4. The "Sleeping Guard" Strategy (Adaptive Power)

One of the biggest worries with always-on sensing is battery drain. If the laptop is constantly shouting "Hello? Anyone there?" at full volume, your battery will die by lunch.

The authors added a Smart Sleep Mode:

  • Idle Mode: When the laptop thinks no one is around, it whispers very slowly (checking 10 times a second). It's like a guard taking a nap but keeping one ear open.
  • Detection Mode: The moment it hears a tiny movement (like you walking toward the desk), it instantly wakes up and shouts loudly (checking 100 times a second) to track exactly where you are.
  • Result: It saves massive amounts of battery because it only goes into "high-alert" mode when it actually detects motion.

5. Why This Matters

  • Privacy: No cameras. No one is watching you.

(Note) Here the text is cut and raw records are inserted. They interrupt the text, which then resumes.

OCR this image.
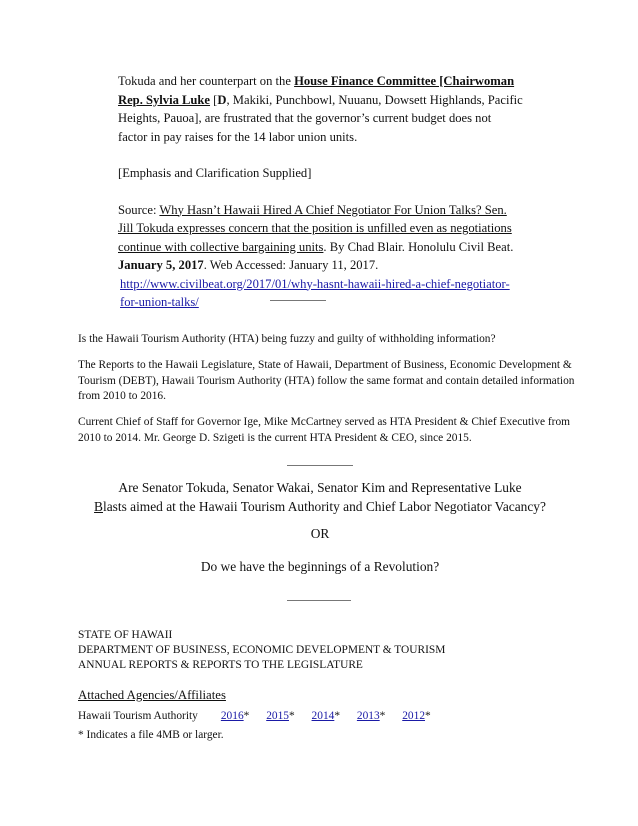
Tokuda and her counterpart on the House Finance Committee [Chairwoman Rep. Sylvia Luke [D, Makiki, Punchbowl, Nuuanu, Dowsett Highlands, Pacific Heights, Pauoa], are frustrated that the governor’s current budget does not factor in pay raises for the 14 labor union units.

[Emphasis and Clarification Supplied]

Source: Why Hasn’t Hawaii Hired A Chief Negotiator For Union Talks? Sen. Jill Tokuda expresses concern that the position is unfilled even as negotiations continue with collective bargaining units. By Chad Blair. Honolulu Civil Beat. January 5, 2017. Web Accessed: January 11, 2017.

http://www.civilbeat.org/2017/01/why-hasnt-hawaii-hired-a-chief-negotiator-for-union-talks/

Is the Hawaii Tourism Authority (HTA) being fuzzy and guilty of withholding information?

The Reports to the Hawaii Legislature, State of Hawaii, Department of Business, Economic Development & Tourism (DEBT), Hawaii Tourism Authority (HTA) follow the same format and contain detailed information from 2010 to 2016.

Current Chief of Staff for Governor Ige, Mike McCartney served as HTA President & Chief Executive from 2010 to 2014. Mr. George D. Szigeti is the current HTA President & CEO, since 2015.

Are Senator Tokuda, Senator Wakai, Senator Kim and Representative Luke
Blasts aimed at the Hawaii Tourism Authority and Chief Labor Negotiator Vacancy?
OR
Do we have the beginnings of a Revolution?
STATE OF HAWAII
DEPARTMENT OF BUSINESS, ECONOMIC DEVELOPMENT & TOURISM
ANNUAL REPORTS & REPORTS TO THE LEGISLATURE
Attached Agencies/Affiliates
Hawaii Tourism Authority 2016* 2015* 2014* 2013* 2012*
* Indicates a file 4MB or larger.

It just listens to invisible radio waves.
  • Convenience: Your laptop will wake up before you even touch it when you walk in. It will lock itself and dim the screen the moment you walk away.
  • Battery Life: Because it's so efficient, it can run 24/7 without killing your battery.
  • Works Everywhere: They tested it on different laptops (HP and Lenovo) and in different offices. It didn't need to be "retrained" or calibrated for each room. It just works.

In a Nutshell

This paper shows how to turn a standard laptop into a smart, privacy-friendly guardian using only the Wi-Fi chip it already has. It uses a clever "filter" to ignore background noise and focus only on you, and it sleeps lightly to save battery, waking up instantly when you approach. It's like giving your laptop a pair of invisible, super-sensitive ears that only listen for you.